Palma Flethes 2nd left, Jesus Medina of W&H 3rd left, Miguel Angel Moreno 5th left
5th June 2014 saw “La promoción del Jerez en el 2.0 y Nuevas Tendencias de Consumo Entre los Jóvenes” imparted by Palma Flethes and Miguel Ángel Moreno of Sherry and Tweets, a very worthwhile online blog and tasting group promoting Sherry. This was about how Sherry can be made to appeal to the young using social media.

25th September 2014: “Jerez y EL Jerez” by Luís García Ruiz, a profesor of Constitutional Law among many other titles and qualifications he holds, as well as being president of the Consejo Regulador from 1997-2004. Sr. García spoke about the mutual inspiration between Sherry and the city which makes it.

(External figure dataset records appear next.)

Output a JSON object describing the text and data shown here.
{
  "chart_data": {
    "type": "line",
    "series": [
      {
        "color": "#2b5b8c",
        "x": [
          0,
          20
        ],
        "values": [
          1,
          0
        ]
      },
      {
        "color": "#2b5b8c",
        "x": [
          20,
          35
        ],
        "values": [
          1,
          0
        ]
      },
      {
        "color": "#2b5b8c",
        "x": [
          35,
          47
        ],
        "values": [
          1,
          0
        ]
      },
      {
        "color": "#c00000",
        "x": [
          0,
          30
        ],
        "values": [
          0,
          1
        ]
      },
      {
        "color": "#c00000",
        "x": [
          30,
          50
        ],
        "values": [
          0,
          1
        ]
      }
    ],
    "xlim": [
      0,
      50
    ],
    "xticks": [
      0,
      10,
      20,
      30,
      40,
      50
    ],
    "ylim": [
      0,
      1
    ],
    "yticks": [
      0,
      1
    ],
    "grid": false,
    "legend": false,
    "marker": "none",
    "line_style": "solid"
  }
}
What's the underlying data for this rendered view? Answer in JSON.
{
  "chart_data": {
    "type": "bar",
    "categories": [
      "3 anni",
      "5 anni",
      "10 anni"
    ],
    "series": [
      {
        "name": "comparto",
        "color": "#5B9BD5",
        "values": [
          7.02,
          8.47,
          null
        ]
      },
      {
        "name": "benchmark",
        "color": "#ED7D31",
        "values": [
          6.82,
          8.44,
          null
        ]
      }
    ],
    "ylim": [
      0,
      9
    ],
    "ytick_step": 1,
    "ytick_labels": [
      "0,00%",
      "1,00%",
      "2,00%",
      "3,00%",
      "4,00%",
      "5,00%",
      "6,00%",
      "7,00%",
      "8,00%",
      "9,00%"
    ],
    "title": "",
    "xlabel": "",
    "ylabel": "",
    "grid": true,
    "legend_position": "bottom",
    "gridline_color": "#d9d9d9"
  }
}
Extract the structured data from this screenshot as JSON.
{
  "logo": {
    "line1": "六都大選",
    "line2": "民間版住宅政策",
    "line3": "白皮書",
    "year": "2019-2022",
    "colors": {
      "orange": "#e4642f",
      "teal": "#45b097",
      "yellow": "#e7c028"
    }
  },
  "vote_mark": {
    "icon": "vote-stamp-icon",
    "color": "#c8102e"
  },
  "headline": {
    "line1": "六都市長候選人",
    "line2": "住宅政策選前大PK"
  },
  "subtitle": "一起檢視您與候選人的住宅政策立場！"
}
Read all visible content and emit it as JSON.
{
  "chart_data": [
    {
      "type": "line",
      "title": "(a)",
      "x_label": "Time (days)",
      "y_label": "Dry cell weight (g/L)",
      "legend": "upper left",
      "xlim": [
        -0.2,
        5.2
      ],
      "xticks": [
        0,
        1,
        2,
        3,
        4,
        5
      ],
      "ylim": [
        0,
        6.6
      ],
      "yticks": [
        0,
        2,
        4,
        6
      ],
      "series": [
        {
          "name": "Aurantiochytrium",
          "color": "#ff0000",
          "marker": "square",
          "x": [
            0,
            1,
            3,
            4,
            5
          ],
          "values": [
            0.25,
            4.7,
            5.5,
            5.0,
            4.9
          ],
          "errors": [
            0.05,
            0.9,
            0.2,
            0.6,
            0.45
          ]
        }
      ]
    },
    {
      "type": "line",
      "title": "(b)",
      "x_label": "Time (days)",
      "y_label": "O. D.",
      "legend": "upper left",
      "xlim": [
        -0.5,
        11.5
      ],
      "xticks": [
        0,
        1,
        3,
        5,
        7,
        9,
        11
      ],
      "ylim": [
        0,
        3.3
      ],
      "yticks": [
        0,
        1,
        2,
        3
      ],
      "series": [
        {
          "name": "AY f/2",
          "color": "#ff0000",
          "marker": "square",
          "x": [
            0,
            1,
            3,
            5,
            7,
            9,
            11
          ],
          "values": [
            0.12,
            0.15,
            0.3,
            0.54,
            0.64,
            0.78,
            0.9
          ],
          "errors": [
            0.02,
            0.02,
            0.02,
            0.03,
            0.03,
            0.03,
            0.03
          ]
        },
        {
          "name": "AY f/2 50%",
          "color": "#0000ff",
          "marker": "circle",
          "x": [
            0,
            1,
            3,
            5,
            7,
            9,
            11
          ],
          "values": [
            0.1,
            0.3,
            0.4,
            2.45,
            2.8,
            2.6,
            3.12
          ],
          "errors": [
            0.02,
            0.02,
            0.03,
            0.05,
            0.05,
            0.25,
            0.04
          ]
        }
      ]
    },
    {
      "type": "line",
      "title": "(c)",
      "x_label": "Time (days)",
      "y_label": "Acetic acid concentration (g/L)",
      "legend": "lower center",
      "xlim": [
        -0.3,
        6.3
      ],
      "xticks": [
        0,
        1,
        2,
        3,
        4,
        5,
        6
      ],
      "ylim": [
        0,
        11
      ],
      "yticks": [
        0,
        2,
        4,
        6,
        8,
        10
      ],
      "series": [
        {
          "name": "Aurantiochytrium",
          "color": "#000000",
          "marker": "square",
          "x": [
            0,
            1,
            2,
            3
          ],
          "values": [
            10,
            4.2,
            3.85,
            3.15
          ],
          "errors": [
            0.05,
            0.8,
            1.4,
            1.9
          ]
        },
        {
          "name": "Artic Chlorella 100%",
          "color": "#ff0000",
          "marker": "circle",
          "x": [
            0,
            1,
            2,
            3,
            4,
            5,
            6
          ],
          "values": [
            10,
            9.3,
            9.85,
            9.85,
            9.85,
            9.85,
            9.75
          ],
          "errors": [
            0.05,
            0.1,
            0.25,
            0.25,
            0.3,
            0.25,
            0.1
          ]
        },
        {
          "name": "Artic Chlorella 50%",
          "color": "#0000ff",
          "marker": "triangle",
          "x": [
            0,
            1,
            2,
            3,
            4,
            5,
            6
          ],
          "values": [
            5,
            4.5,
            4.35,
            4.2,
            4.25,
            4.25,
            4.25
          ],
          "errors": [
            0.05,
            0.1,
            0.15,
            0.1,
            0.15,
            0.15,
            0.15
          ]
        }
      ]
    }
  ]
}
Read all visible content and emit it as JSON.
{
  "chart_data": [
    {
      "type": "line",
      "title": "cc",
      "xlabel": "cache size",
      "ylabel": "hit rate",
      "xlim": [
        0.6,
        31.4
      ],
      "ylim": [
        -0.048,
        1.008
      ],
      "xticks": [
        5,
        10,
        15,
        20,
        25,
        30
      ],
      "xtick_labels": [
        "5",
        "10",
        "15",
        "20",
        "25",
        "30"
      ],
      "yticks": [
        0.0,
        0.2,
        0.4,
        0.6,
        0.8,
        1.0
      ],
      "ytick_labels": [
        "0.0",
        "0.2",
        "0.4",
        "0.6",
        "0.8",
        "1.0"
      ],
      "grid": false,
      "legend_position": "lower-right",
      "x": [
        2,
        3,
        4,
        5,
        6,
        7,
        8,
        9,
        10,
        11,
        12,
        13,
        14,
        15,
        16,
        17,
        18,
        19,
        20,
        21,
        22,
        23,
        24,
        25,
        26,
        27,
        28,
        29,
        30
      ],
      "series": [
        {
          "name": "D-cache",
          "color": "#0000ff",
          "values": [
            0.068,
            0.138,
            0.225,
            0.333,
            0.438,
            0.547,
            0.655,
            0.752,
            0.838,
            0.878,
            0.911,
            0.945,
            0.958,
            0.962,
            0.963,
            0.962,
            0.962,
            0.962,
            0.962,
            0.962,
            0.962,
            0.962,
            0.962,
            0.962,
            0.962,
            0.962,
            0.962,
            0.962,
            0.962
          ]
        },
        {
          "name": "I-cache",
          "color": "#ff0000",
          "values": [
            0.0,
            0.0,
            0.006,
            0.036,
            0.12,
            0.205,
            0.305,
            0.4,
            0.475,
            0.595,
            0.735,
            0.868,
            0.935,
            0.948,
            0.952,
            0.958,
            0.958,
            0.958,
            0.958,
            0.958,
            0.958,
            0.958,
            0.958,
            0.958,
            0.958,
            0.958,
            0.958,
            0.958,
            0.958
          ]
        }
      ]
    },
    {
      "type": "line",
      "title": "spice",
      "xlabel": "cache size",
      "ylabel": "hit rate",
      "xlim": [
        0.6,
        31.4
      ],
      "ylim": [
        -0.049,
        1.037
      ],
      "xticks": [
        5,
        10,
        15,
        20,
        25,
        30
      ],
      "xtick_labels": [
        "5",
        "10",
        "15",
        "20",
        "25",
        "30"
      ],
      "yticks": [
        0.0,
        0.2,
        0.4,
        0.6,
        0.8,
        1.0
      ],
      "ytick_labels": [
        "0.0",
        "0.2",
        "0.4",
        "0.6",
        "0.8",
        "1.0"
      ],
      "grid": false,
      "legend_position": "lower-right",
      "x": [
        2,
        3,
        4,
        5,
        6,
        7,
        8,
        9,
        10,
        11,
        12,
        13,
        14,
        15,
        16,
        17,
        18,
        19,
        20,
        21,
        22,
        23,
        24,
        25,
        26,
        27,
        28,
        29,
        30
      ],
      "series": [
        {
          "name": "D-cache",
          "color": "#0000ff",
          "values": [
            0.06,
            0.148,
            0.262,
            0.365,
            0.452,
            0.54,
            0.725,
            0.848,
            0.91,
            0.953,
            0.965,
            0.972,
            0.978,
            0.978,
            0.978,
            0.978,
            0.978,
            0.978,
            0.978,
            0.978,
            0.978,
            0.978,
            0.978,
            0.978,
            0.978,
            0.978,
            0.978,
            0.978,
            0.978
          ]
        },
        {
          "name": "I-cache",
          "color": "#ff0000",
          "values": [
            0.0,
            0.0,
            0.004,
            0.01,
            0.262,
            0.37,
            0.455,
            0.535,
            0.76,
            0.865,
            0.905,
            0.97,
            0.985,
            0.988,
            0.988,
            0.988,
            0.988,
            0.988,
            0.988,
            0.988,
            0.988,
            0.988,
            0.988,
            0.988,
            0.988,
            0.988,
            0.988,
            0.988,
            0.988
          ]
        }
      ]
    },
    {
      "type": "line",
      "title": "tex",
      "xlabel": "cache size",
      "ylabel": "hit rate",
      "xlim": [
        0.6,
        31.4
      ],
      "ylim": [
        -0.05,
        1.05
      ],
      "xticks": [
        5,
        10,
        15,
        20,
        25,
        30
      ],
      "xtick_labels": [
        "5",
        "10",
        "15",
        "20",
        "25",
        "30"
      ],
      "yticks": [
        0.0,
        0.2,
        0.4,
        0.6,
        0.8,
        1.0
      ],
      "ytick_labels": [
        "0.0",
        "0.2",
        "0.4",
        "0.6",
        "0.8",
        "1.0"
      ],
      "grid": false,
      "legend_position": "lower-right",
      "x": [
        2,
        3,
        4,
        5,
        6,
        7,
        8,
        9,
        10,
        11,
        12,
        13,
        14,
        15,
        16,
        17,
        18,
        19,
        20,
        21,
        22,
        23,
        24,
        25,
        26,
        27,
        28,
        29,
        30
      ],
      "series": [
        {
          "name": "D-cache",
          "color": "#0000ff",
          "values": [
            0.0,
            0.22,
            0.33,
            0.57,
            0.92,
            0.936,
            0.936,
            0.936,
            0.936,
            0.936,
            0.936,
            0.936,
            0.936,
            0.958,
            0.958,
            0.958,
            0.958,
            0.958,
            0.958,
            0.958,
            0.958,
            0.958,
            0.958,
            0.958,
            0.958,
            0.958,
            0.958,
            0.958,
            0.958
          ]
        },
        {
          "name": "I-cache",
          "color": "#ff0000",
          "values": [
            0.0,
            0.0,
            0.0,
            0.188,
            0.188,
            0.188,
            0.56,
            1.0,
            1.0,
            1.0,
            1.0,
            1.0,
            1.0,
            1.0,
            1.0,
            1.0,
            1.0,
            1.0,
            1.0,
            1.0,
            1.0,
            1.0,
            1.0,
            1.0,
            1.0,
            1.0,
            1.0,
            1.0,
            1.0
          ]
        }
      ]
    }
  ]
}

Jesus Medina 2nd from right and Marta Soler, far right
28th May 2015 Marta Soler Montiel: “La Incorporación del Vino de Jerez a la Globalización”. Dr Soler is a professor in Applied Economics at the school of Agronomic Engineering at the University of Sevilla. She won the top prize for her doctorate on this very subject. Here are some brief notes on it:

She focussed on the period from 1980, when Sherry began to experience a sustained drop in sales, above all in export markets, provoking the crisis and the re-structuring of the Sherry business in the new context of globalization. From that point on, new requirements from the global economy have been driving local changes in production, economic and socio-cultural spheres. This is particularly difficult for Jerez, and it is a question of adapt or die. Mechanisation is on the rise and many small family businesses have been swallowed up by bigger international concerns.

These changes have seen huge reductions in Jerez of lagares (vineyard press houses) - 86%;  production bodegas - 80%; ageing and storage bodegas - 72% and ageing and shipping bodegas - 48%, with the consequent reduction in vineyard and employment. Many producers have diversified into other drinks, or other lines of business altogether. Despite all this, Dr Soler feels that the future lies in the hands of small dynamic producers whose wines are linked to the land and are seen as exceptional Andaluz wines. Globalization affects the bigger more international companies while the small producers will uphold Sherry’s reputation.